Bagian Pasar Johar yang menghadap ke alun-alun Semarang (sumber : digitalcollections.universiteitleiden.nl). |
Sisi utara Pasar Johar (sumber : digitalcollections.universiteitleiden.nl). |
Saat itu belum ada
orang yang tahu dimana pastinya lokasi pasar induk dibangun. Lalu muncul berbagai
spekulasi dimana pasar induk akan bertempat mulai dari Bugangan, lalu sebelah
timur Stasiun Tawang, hingga bekas barak Wurtemberg di Jurnatan. Belakangan,
pemerintah kotapraja memilih lokasi pasar induk di tempat Pasar Johar berdiri. Namun
rencana itu belum memungkinan untuk diwujudkan dalam waktu dekat karena
terhalang dengan proses pengalihan penjara di selatan Pasar Johar yang
berlarut-larut. Pasar Johar akhirnya belum bisa diperbaiki padahal di saat yang
sama beberapa pasar di Semarang sudah dikembangkan menjadi pasar beton.

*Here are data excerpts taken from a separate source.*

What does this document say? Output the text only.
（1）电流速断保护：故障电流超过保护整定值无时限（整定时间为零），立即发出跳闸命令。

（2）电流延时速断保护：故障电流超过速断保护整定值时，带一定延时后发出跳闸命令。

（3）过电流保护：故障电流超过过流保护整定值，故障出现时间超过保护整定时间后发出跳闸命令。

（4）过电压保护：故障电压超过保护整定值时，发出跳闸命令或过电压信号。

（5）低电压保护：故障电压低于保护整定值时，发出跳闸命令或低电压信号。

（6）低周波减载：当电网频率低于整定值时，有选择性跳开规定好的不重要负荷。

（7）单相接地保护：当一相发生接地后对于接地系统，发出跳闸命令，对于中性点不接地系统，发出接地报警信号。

Pengembangan terhadap Pasar Johar sebatas ditingkatkan pengamanannya pada tahun
1924 atas permintaan pedagang pasar supaya mereka tidak perlu membawa keluar
semua barang dagangan dari pasar (Gemeente Semarang 1931: 181).
Kondisi Pasar Johar sebelum ditempati pedagang. |
Rencana pembangunan Pasar Johar menemukan titik terang setelah para tahanan penjara di selatan Pasar Johar mulai dipindahkan ke penjara baru di Bandung pada tahun 1930 (De Locomotief, 27 juni 1930). Setelah melewati proses pemindahan sekitar delapan bulan, barulah penjara lama tersebut diserahkan kepada pemerintah kotapraja pada
tahun 1931. Tanah di sekitarnya
lalu dibeli pemerintah untuk proyek tersebut dan Thomas Karsten kemudian didapuk
oleh pemerintah kotapraja untuk merancang gedung pasar induk pada tahun 1933. Rancangan
pasar induk itu menyalin bentuk dari Pasar Jatingaleh yang dirancang oleh
Karsten pada tahun 1929.
Gambar potongan Pasar Johar yang mengalami dua kali perubahan rancangan (sumber : Locale Techniek Maret 1938. |
Rancangan kedua dari Pasar Johar yang tidak dipakai karena naiknya harga besi. |
Setelah
persiapan pra-pembangunan dirasakan sudah cukup, bangunan Pasar Johar lama mulai
dibongkar dan pedagang dipindahkan ke pasar sementara di utara pekarangan rumah
bupati. Beberapa rumah di sekitarnya juga dibeli untuk perluasan pasar. Selain
bangunan pasar, Karsten pada saat yang sama juga membuat penataan jalan baru di
selatan pasar untuk menghubungkan alun-alun dengan kampung Kranggan. Hal ini
dimaksudkan agar Pasar Johar mudah diakses dari berbagai arah. Awal pembangunan
Pasar Johar ditandai dengan seremoni penuangan beton pertama pada 4 Maret 1938
diadakan yang dihardiri oleh berbagai tokoh penting dari unsur pemerintahan dan
masyarakat kota Semarang. Acara itu kemudian diikuti dengan ritual slametan
yang digelar oleh pegawai pribumi HBM (Algemeen
Handeslblad voor N.I 4 Maret 1938).
Setelah melewati masa pembangunan yang
berlangsung relatif singkat, Pasar Johar dalam wajah barunya diresmikan pada
hari Sabtu, 10 Juni 1939. Pada hari yang bersejarah itu, masyarakat
berbondong-bondong datang ke Pasar Johar untuk menyaksikan momen diresmikannya
pasar kebanggan warga Semarang itu. Polisi lalu lintas tampak sibuk mengatur
jalanan di sekitar pasar yang ramai. Sekitar pukul setengah sepuluh, rombongan
tamu penting tiba di pasar. Walikota H. E. Bolssevain yang berhalangan hadir karena sakit. Di antara rombongan tersebut juga tidak terlihat sosok Karsten. Sementara itu di sisi gedung pasar
yang lain diadakan slametan sebagai ungkapan rasa syukur atas lancarnya
pembangunan pasar (Algemeen Handeslblad 10 Juni 1939)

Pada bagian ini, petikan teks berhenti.